Pepperl+Fuchs buys Omnitron to aid product identification
Twinsburg, OH—Pepperl+Fuchs reports that it has acquired Omnitron, a Germany-based supplier of Data Matrix-type, 2-D optical coding readers for product identification or online data recording.
Twinsburg, OH— Pepperl+Fuchs reports that it has acquired Omnitron, a Germany-based supplier of Data Matrix-type, 2-D optical coding readers for product identification or online data recording. Data Matrix is an internationally standardized code symbology, which the company adds is expected to replace many older codes, while extending the reach of identification systems into many new applications.
“The acquisition of Omnitron strengthens our offering of identification solutions, and adds a strategic and very flexible component to our extensive family of product ID and other factory automation systems and components,” says Helge Hornis, Ph.D., manager of Pepperl+Fuchs’ Intelligent Systems Group.
Pepperl+Fuchs adds that several factors are driving active adoption of Data Matrix identification technology, including:
Amount of data that needs to be stored will increase significantly over time;
Area available to store information on products requiring tracking and identification will decrease, requiring greater data density;
Significance of reliable identification will increase in importance; and
Demand for a reduction in labeling costs.

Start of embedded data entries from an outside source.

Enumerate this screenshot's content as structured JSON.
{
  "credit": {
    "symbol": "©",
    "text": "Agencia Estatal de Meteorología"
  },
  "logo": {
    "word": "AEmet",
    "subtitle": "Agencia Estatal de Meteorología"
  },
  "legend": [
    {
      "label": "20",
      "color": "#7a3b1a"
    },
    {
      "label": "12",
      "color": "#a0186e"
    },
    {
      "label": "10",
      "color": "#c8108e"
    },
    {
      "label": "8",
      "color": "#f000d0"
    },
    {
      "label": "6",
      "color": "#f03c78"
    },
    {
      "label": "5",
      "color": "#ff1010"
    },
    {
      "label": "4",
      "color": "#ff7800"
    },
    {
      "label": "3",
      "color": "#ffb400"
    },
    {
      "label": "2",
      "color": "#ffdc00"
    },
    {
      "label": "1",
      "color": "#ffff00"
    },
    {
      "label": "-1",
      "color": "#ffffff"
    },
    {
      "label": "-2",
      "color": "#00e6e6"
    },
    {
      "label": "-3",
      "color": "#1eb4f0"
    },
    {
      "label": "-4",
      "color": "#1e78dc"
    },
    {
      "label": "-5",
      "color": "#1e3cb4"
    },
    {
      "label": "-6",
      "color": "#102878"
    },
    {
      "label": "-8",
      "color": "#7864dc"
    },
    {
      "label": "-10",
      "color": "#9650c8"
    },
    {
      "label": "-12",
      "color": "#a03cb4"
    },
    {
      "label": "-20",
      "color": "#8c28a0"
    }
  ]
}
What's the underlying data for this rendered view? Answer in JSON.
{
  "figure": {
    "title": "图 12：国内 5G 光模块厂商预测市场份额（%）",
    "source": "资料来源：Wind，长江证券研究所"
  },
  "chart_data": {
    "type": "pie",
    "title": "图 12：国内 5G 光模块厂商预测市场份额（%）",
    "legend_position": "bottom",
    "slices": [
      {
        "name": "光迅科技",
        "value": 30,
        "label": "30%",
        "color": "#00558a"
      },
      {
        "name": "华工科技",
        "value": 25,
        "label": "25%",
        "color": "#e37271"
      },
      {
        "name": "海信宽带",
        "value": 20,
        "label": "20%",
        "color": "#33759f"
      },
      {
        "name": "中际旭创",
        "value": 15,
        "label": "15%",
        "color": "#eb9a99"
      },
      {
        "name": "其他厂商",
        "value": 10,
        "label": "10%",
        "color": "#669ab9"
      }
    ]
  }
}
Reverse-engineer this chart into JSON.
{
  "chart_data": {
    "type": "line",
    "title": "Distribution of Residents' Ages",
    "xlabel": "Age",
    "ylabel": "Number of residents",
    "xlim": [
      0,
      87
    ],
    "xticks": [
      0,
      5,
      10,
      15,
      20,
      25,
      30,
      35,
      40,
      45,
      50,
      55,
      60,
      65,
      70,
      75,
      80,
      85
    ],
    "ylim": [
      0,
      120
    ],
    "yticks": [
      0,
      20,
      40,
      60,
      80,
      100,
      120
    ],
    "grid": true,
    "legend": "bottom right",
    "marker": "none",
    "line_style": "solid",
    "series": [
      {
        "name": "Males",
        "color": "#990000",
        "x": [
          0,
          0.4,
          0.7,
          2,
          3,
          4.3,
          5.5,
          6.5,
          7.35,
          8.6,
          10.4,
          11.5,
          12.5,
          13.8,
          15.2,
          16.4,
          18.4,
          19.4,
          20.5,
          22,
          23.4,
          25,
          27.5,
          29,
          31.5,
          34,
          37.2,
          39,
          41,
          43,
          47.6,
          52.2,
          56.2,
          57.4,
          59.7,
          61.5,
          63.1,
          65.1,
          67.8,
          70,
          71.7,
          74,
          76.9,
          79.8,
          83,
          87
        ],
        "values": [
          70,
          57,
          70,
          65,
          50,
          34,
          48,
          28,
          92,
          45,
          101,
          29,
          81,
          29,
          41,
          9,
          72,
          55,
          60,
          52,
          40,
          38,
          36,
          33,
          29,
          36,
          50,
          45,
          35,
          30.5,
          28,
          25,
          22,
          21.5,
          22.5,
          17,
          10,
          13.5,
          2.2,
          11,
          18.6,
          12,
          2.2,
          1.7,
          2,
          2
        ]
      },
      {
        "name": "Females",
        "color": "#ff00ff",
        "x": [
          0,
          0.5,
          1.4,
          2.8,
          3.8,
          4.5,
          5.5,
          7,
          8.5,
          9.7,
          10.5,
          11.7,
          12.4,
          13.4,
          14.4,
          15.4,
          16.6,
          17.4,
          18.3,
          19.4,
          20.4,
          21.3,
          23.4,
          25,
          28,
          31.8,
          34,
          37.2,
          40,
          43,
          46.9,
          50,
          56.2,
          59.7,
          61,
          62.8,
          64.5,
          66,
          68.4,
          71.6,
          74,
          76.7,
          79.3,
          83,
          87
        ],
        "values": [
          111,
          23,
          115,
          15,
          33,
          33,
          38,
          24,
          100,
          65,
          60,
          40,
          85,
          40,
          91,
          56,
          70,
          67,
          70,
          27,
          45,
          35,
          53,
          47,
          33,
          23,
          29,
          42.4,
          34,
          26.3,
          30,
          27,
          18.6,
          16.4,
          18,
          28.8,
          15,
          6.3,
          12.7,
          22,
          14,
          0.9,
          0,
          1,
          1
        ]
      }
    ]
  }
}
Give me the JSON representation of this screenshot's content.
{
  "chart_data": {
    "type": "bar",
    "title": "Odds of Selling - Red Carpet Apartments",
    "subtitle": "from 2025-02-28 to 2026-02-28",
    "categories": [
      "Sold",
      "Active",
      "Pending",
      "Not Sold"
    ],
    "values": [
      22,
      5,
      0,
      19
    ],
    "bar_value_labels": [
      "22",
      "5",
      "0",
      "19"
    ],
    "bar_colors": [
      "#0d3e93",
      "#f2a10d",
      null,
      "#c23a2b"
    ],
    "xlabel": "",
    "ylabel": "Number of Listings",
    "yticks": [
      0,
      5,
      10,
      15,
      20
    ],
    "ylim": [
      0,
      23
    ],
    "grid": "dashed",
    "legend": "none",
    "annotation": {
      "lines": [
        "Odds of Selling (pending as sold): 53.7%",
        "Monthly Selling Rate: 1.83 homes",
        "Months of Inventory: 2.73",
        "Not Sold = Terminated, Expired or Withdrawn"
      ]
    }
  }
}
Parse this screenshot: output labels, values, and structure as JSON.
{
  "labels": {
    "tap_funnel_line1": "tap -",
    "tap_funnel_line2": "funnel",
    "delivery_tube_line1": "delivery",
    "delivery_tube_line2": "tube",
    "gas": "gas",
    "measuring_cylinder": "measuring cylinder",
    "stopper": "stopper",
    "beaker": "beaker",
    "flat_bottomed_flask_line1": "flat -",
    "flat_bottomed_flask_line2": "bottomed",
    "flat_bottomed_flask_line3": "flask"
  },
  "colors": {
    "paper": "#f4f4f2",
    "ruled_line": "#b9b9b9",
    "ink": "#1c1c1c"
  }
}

With possible feature sizes down to 0.25mm and a theoretical limit of more than 2,000 bytes of storable information, Data Matrix allows detailed information to be carried on even the smallest objects. Read-reliability is increased because information is 'scattered' over the data field, with 20-30% information redundancy. Labeling costs can be greatly reduced by lasering or needling a Data Matrix symbol directly onto a part. Data Matrix symbols can be applied using nearly any printing process, including offset, Thermo-Transfer, Inkjet, laser, and direct laser marking.
Pepperl+Fuchs manufactures factory and process automation products and services, and pioneered development of proximity sensors about 45 years ago.